When iron ore was discovered on the Vermilion Range, Charlemagne Tower, Sr., George Stone, Charlemagne Tower, Jr., and George Stuntz formed the Minnesota Iron Company and acquired the Duluth and Iron Range Railway (D&IR). In 1883, they constructed a railroad between Vermilion Range operations and Two Harbors so ore could be shipped to steel mills via the Great Lakes. To meet the completion deadline, 14,000 men toiled around the clock.
On July 31, 1884, ten wooden rail cars of iron ore hauled by a coal-burning engine, left the Soudan Mine bound for Two Harbors. The historic 68-mile rail trip took seven hours.

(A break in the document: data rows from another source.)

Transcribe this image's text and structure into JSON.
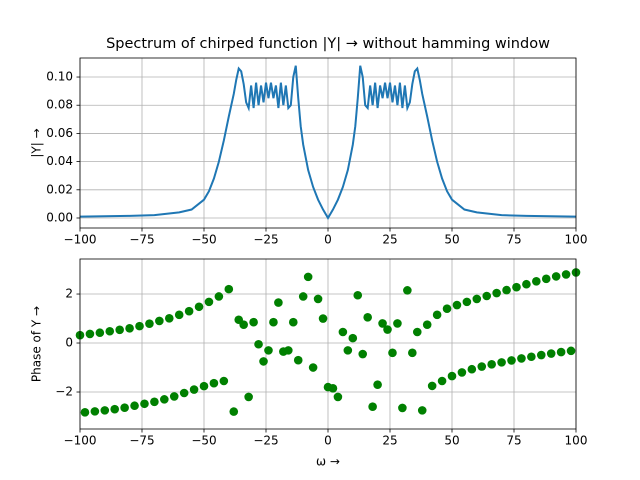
{
  "chart_data": [
    {
      "type": "line",
      "title": "Spectrum of chirped function |Y| → without hamming window",
      "ylabel": "|Y| →",
      "x": [
        -100,
        -80,
        -70,
        -60,
        -55,
        -50,
        -48,
        -46,
        -44,
        -42,
        -40,
        -38,
        -37,
        -36,
        -35,
        -34,
        -33,
        -32,
        -31,
        -30,
        -29,
        -28,
        -27,
        -26,
        -25,
        -24,
        -23,
        -22,
        -21,
        -20,
        -19,
        -18,
        -17,
        -16,
        -15,
        -14,
        -13,
        -12,
        -11,
        -10,
        -8,
        -6,
        -4,
        -2,
        0,
        2,
        4,
        6,
        8,
        10,
        11,
        12,
        13,
        14,
        15,
        16,
        17,
        18,
        19,
        20,
        21,
        22,
        23,
        24,
        25,
        26,
        27,
        28,
        29,
        30,
        31,
        32,
        33,
        34,
        35,
        36,
        37,
        38,
        40,
        42,
        44,
        46,
        48,
        50,
        55,
        60,
        70,
        80,
        100
      ],
      "values": [
        0.001,
        0.0015,
        0.002,
        0.004,
        0.006,
        0.013,
        0.019,
        0.028,
        0.04,
        0.055,
        0.072,
        0.088,
        0.098,
        0.106,
        0.104,
        0.095,
        0.082,
        0.078,
        0.094,
        0.078,
        0.096,
        0.08,
        0.094,
        0.082,
        0.096,
        0.085,
        0.096,
        0.085,
        0.094,
        0.078,
        0.096,
        0.08,
        0.094,
        0.078,
        0.08,
        0.1,
        0.108,
        0.085,
        0.065,
        0.052,
        0.034,
        0.022,
        0.013,
        0.006,
        0.0,
        0.006,
        0.013,
        0.022,
        0.034,
        0.052,
        0.065,
        0.085,
        0.108,
        0.1,
        0.08,
        0.078,
        0.094,
        0.08,
        0.096,
        0.078,
        0.094,
        0.085,
        0.096,
        0.085,
        0.096,
        0.082,
        0.094,
        0.08,
        0.096,
        0.078,
        0.094,
        0.078,
        0.082,
        0.095,
        0.104,
        0.106,
        0.098,
        0.088,
        0.072,
        0.055,
        0.04,
        0.028,
        0.019,
        0.013,
        0.006,
        0.004,
        0.002,
        0.0015,
        0.001
      ],
      "color": "#1f77b4",
      "xlim": [
        -100,
        100
      ],
      "xticks": [
        {
          "value": -100,
          "label": "−100"
        },
        {
          "value": -75,
          "label": "−75"
        },
        {
          "value": -50,
          "label": "−50"
        },
        {
          "value": -25,
          "label": "−25"
        },
        0,
        25,
        50,
        75,
        100
      ],
      "ylim": [
        -0.0071,
        0.1135
      ],
      "yticks": [
        {
          "value": 0,
          "label": "0.00"
        },
        {
          "value": 0.02,
          "label": "0.02"
        },
        {
          "value": 0.04,
          "label": "0.04"
        },
        {
          "value": 0.06,
          "label": "0.06"
        },
        {
          "value": 0.08,
          "label": "0.08"
        },
        {
          "value": 0.1,
          "label": "0.10"
        }
      ],
      "grid": true
    },
    {
      "type": "scatter",
      "ylabel": "Phase of Y →",
      "xlabel": "ω →",
      "x": [
        -100,
        -98,
        -96,
        -94,
        -92,
        -90,
        -88,
        -86,
        -84,
        -82,
        -80,
        -78,
        -76,
        -74,
        -72,
        -70,
        -68,
        -66,
        -64,
        -62,
        -60,
        -58,
        -56,
        -54,
        -52,
        -50,
        -48,
        -46,
        -44,
        -42,
        -40,
        -38,
        -36,
        -34,
        -32,
        -30,
        -28,
        -26,
        -24,
        -22,
        -20,
        -18,
        -16,
        -14,
        -12,
        -10,
        -8,
        -6,
        -4,
        -2,
        0,
        2,
        4,
        6,
        8,
        10,
        12,
        14,
        16,
        18,
        20,
        22,
        24,
        26,
        28,
        30,
        32,
        34,
        36,
        38,
        40,
        42,
        44,
        46,
        48,
        50,
        52,
        54,
        56,
        58,
        60,
        62,
        64,
        66,
        68,
        70,
        72,
        74,
        76,
        78,
        80,
        82,
        84,
        86,
        88,
        90,
        92,
        94,
        96,
        98,
        100
      ],
      "values": [
        0.32,
        -2.83,
        0.37,
        -2.79,
        0.42,
        -2.75,
        0.48,
        -2.7,
        0.54,
        -2.64,
        0.6,
        -2.56,
        0.69,
        -2.48,
        0.79,
        -2.4,
        0.9,
        -2.3,
        1.01,
        -2.18,
        1.15,
        -2.04,
        1.3,
        -1.9,
        1.48,
        -1.76,
        1.68,
        -1.64,
        1.9,
        -1.55,
        2.2,
        -2.8,
        0.95,
        0.75,
        -2.2,
        0.85,
        -0.05,
        -0.75,
        -0.3,
        0.85,
        1.65,
        -0.35,
        -0.3,
        0.85,
        -0.7,
        1.9,
        2.7,
        -1.0,
        1.8,
        1.0,
        -1.8,
        -1.85,
        -2.2,
        0.45,
        -0.3,
        0.2,
        1.95,
        -0.45,
        1.05,
        -2.6,
        -1.7,
        0.8,
        0.55,
        -0.4,
        0.8,
        -2.65,
        2.15,
        -0.4,
        0.45,
        -2.75,
        0.75,
        -1.75,
        1.15,
        -1.55,
        1.4,
        -1.35,
        1.55,
        -1.2,
        1.68,
        -1.07,
        1.8,
        -0.96,
        1.92,
        -0.87,
        2.04,
        -0.79,
        2.16,
        -0.71,
        2.28,
        -0.63,
        2.4,
        -0.56,
        2.52,
        -0.49,
        2.62,
        -0.43,
        2.72,
        -0.37,
        2.8,
        -0.32,
        2.88
      ],
      "color": "#008000",
      "xlim": [
        -100,
        100
      ],
      "xticks": [
        {
          "value": -100,
          "label": "−100"
        },
        {
          "value": -75,
          "label": "−75"
        },
        {
          "value": -50,
          "label": "−50"
        },
        {
          "value": -25,
          "label": "−25"
        },
        0,
        25,
        50,
        75,
        100
      ],
      "ylim": [
        -3.51,
        3.43
      ],
      "yticks": [
        {
          "value": -2,
          "label": "−2"
        },
        0,
        2
      ],
      "grid": true
    }
  ]
}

After the city was granted a charter, the railroad was extended into Tower in 1886.
That same year, the Illinois Steel Company, representing H.H. Porter, Cyrus McCormick, Marshall Field, and John D. Rockefeller, acquired a rich ore deposit near Ely, and bought the Minnesota Iron Company holdings, including the D&IR. In 1901, this company became the United States Steel Corporation.
The steam locomotive pictured was built in 1910 for the D&IR by the Baldwin Locomotive Works. It was typical of those used to haul iron ore and passengers until 1953, when diesel locomotives were put into service.